I'll likely be finishing typhonjs-escomplex see where things are at with ESDoc at the end of the year and as mentioned if v1.0 is not pushed out by then and / or I'm not accepted as a collaborator a permanent fork is pertinent (technically it probably should be regardless with what I have in mind). With what I'm pulling off with TyphonJS solid and automatically updated documentation is important. I'm angling to get out a complementary CI tool which on commit of a repo generates docs and uploads them to a server / commit to a specific doc repo for a larger one or many-organization effort.

I'm certainly not against supporting TypeScript for typhonjs-escomplex and likely typhonjs-esdoc. At least with typhonjs-escomplex I have in depth experience with supporting acorn, espree, esprima and babylon generated AST, so uh what could be the difficulty with adding TS... ;) It would be great if things do move in that direction and a TS enabled version of ESDoc fits for influx for some help on getting out the word to the rest of the TypeScript community. I'll drop back by and post an issue if / when this occurs.

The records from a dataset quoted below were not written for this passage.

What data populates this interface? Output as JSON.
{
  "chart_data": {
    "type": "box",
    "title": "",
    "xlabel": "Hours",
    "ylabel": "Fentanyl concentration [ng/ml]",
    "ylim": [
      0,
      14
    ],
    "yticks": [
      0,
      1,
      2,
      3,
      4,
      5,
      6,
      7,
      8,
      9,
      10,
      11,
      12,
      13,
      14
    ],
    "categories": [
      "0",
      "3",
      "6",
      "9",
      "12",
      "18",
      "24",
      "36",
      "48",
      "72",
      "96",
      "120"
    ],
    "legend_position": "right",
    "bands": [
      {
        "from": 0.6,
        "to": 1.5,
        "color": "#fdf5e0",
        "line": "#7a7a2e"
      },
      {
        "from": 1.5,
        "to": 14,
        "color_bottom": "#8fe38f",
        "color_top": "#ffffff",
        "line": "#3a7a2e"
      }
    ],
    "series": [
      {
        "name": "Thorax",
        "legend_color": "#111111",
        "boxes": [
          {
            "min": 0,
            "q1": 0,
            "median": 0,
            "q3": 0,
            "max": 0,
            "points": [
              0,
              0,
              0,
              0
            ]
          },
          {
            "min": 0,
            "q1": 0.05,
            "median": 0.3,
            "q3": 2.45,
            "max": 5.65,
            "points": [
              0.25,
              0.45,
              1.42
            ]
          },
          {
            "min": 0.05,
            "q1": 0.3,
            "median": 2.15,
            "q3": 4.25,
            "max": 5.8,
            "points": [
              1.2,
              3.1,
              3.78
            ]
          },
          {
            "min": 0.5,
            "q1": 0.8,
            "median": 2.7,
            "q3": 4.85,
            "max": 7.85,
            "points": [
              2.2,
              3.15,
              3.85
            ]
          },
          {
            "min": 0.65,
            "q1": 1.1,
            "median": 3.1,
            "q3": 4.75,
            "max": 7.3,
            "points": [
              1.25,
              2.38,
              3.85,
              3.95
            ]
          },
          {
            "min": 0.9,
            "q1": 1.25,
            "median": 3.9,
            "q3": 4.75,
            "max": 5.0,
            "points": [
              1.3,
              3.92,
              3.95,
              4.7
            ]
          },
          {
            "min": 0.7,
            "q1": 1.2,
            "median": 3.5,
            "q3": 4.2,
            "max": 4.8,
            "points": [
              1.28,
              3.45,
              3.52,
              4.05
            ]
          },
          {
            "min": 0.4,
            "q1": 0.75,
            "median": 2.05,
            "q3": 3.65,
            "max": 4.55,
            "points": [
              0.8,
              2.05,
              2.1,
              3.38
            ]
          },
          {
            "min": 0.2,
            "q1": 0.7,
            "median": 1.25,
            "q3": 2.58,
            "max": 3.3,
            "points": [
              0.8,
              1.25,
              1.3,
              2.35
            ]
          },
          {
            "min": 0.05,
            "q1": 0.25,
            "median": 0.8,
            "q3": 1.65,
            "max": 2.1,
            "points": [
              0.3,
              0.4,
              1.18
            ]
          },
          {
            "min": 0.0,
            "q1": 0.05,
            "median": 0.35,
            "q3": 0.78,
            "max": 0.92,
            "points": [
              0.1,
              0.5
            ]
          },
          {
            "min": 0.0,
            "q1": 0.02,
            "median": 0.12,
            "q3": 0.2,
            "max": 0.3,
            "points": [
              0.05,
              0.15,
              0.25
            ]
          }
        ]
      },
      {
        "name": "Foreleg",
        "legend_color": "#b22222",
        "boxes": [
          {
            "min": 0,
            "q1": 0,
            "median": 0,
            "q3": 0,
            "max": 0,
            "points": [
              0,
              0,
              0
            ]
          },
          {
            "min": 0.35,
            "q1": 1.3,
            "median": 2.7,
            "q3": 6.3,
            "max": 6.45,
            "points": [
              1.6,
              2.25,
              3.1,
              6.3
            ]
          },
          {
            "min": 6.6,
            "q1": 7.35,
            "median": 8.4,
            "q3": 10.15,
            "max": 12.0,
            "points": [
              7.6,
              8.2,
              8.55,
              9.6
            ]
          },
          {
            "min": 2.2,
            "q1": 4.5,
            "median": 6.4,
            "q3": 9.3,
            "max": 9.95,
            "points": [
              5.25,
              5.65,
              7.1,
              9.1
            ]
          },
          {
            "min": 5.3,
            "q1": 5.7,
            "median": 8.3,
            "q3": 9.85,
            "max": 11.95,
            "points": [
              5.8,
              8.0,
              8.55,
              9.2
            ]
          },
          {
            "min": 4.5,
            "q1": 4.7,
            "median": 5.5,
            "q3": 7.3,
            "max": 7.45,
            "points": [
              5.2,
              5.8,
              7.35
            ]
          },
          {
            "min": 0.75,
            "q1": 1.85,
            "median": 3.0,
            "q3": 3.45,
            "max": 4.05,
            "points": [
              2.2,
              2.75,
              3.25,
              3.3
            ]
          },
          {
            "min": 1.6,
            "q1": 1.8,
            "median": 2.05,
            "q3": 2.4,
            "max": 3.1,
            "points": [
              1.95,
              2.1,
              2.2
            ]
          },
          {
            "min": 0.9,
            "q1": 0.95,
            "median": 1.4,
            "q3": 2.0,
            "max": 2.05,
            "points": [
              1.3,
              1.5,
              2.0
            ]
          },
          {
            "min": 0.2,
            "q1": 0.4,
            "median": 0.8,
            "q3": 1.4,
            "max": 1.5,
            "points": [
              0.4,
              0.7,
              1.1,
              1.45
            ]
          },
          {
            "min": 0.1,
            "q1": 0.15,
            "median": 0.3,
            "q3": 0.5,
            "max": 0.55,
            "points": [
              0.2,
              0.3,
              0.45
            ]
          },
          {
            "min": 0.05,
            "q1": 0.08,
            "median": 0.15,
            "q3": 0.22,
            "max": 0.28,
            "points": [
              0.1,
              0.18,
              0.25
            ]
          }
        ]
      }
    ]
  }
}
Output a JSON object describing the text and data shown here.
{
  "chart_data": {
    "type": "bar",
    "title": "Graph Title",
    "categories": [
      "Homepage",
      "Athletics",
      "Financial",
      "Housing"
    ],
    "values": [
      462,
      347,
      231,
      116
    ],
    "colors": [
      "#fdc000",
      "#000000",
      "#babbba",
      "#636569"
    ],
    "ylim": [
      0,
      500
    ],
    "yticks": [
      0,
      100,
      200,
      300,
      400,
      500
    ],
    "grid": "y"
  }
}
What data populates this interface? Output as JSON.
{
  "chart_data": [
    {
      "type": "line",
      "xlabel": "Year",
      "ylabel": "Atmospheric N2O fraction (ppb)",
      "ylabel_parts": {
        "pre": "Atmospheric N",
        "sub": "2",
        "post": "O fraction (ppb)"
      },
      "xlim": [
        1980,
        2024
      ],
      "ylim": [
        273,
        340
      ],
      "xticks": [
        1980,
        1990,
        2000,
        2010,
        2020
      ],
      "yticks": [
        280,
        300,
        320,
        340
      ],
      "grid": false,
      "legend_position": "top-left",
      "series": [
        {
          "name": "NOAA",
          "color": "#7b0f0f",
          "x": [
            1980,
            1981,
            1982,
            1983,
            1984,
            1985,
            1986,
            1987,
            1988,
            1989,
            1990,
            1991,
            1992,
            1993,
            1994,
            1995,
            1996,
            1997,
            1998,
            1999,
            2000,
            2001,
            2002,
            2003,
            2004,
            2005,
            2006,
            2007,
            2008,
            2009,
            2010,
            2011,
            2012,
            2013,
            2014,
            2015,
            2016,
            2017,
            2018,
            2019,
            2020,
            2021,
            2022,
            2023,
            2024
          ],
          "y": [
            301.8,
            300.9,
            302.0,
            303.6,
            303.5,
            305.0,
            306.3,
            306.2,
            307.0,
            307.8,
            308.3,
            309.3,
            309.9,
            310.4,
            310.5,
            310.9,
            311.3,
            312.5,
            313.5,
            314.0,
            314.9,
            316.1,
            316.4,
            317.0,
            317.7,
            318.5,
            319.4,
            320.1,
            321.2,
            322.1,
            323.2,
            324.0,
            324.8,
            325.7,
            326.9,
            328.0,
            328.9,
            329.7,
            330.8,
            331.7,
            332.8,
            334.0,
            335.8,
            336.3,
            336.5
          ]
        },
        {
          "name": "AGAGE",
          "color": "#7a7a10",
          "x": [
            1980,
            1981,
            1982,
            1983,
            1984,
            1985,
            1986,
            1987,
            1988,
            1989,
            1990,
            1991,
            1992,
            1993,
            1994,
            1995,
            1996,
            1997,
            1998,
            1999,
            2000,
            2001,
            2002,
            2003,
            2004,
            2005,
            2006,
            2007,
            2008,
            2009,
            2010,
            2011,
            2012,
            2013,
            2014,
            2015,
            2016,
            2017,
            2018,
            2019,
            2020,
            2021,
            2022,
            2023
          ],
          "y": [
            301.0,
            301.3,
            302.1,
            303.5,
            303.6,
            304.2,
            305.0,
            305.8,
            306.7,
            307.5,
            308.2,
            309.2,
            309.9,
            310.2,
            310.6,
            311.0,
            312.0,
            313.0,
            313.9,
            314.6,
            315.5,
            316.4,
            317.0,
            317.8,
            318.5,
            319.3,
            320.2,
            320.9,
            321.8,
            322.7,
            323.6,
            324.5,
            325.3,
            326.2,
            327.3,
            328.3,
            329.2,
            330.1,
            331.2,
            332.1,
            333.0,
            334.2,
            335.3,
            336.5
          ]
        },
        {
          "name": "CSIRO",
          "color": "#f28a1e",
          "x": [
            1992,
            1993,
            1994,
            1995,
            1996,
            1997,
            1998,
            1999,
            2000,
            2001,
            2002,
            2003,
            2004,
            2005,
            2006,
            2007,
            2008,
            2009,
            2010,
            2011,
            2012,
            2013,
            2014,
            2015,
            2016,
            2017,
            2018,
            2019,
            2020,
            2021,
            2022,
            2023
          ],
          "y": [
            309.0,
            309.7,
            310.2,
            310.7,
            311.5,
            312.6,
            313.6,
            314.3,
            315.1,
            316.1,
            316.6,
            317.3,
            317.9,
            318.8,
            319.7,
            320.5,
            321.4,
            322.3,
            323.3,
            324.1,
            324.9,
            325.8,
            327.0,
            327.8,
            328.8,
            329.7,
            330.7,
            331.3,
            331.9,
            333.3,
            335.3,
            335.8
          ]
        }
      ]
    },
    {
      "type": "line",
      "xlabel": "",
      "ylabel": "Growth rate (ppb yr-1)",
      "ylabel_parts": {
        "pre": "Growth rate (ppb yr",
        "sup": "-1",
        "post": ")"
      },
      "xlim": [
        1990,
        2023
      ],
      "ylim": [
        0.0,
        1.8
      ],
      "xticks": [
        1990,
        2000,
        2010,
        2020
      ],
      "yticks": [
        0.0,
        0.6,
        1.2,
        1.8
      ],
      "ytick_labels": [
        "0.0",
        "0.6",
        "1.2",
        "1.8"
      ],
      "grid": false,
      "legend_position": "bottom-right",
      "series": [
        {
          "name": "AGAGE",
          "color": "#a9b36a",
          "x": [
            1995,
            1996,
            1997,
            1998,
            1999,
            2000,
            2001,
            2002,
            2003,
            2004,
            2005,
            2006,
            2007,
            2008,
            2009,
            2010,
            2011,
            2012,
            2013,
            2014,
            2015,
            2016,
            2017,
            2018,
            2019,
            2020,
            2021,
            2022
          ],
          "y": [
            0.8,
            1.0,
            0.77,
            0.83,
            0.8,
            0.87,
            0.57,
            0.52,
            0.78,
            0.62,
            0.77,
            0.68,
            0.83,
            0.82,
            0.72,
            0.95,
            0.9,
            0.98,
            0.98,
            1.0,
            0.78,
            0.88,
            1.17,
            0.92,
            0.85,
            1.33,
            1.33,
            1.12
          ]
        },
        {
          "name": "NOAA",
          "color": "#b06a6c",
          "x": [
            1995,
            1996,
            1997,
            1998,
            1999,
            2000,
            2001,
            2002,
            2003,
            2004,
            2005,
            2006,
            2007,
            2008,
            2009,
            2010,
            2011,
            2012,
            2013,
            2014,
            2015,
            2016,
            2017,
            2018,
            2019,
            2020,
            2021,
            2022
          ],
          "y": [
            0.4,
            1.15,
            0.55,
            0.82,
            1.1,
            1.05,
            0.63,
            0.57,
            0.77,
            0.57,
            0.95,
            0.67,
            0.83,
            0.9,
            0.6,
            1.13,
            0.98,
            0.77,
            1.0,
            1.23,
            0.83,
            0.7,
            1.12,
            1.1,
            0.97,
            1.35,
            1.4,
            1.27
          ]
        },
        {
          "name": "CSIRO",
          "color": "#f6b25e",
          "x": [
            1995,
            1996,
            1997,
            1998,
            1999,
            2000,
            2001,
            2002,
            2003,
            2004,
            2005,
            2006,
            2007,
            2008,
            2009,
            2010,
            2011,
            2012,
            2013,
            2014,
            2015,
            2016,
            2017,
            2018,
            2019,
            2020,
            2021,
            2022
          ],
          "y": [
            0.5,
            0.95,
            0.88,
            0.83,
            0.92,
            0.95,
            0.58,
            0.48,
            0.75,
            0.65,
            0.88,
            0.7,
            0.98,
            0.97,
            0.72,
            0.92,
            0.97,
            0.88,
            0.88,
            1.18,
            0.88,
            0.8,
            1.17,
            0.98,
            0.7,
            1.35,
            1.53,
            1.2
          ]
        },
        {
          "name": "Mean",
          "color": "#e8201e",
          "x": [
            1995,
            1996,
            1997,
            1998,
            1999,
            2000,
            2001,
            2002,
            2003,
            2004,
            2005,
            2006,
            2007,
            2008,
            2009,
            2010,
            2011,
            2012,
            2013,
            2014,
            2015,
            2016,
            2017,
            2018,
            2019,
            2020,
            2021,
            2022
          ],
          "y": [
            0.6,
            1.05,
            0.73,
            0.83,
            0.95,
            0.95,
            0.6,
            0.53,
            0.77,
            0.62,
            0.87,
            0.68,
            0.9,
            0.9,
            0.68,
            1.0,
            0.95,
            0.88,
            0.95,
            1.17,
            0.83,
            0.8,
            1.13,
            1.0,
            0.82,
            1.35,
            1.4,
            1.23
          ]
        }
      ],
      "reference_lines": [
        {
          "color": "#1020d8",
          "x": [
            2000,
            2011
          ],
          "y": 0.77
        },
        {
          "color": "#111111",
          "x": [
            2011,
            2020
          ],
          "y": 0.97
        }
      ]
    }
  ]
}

typhonrt commented 7 years ago

Just a little heads up.. I am going to start a permanent major fork / rearchitecture of ESDoc in the coming month or so as things eventually fell apart / see end of thread / patience exhausted (https://github.com/esdoc/esdoc/issues/345)... I don't think things will merge back with ESDoc as things go. I can't exactly predict when Typescript support will be added, but I'd like things moving in that direction in Q2 '17 with initial Flow support to sketch out how documentation generation output may be facilitated for TypeScript as well. Quite likely I'll be renaming this effort to aid in visibility / traction, so I'll drop another note here or post a new issue when things approach release candidate / ready to be tested for a significant outside TypeScript project before final release of this functionality as I can use some help from a few knowledgable TypeScript users / developers to fine tune things and get the word out. Alright, have a good and safe weekend folks and chat next year!